Following weeks of freakishly cold weather and record rainfall, one local man has spent all day leering through his cracked blinds at the suspiciously sunny day, trying to determine what trick Mother Nature has in store for him the moment he leaves his home.
“We just got thrashed by whatever the hell an ‘atmospheric river’ is and you expect me to believe that it’s just suddenly a picture perfect warm sunny day in the middle of January? Yeah, nice try,” said Parker Wallace, slowly lifting a blind and peeking out of the window. “I’m onto you, Mother Nature. I’m gonna get halfway across Green Lake and then suddenly the sky is going to open and unleash a biblical flood onto my head. And don’t think I’ve forgotten about the Murder Hornets!”

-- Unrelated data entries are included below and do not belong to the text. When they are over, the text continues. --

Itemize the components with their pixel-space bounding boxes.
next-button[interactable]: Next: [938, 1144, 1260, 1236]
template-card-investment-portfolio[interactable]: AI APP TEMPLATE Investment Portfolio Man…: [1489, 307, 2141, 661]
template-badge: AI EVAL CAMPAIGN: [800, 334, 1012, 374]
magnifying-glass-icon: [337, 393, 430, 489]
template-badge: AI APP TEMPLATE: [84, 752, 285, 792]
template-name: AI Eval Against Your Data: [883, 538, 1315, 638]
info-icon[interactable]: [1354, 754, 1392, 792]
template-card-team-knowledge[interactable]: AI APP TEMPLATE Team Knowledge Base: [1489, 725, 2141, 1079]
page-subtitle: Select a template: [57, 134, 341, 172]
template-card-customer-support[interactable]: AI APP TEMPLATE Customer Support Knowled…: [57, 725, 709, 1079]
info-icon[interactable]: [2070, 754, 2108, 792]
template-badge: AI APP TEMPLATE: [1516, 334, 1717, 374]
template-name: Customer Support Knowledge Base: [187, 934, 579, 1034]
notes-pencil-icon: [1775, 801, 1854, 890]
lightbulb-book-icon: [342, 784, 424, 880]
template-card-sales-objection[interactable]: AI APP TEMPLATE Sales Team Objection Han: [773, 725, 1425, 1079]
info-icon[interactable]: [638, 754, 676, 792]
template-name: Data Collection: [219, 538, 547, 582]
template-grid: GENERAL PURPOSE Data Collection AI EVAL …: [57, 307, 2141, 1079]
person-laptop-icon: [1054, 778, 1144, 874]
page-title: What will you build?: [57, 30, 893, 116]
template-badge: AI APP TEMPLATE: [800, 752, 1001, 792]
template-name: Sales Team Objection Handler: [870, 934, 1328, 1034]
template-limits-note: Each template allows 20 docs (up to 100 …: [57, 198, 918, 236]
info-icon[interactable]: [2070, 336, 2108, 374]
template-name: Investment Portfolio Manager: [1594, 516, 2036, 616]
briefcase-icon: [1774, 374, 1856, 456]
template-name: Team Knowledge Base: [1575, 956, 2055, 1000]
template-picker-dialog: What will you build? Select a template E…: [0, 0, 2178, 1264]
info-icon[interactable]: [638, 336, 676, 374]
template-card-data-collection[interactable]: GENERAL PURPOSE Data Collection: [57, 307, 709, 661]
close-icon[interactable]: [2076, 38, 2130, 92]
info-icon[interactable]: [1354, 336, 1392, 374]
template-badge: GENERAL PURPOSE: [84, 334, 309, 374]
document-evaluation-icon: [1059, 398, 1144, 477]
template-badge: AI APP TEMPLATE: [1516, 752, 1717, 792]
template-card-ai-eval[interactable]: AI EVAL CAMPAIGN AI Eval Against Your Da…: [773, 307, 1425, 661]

With each passing hour of idyllic Seattle weather, Wallace grew increasingly suspicious of what trickery Mother Nature had in store for him.
“Oh, an ice cream truck just so happens to come down my block on this perfect sunny day? I’ve read The Odyssey, I’m not falling for that Siren’s call,” said Wallace, pacing back and forth in his living room. “Next it’s going to be the angelic cacophony of children’s laughter from a nearby park lulling me into a false sense of security. I know the minute I set foot out this door we’re going to be hit by some kind of Snownado or find out that the crows have learned how to use knives. I’m gonna stay in here until it starts raining again, when I know it’s safe to miserably trudge outside again.”
Needling reporters were able to confirm that Knife Crows are, in fact, now a thing.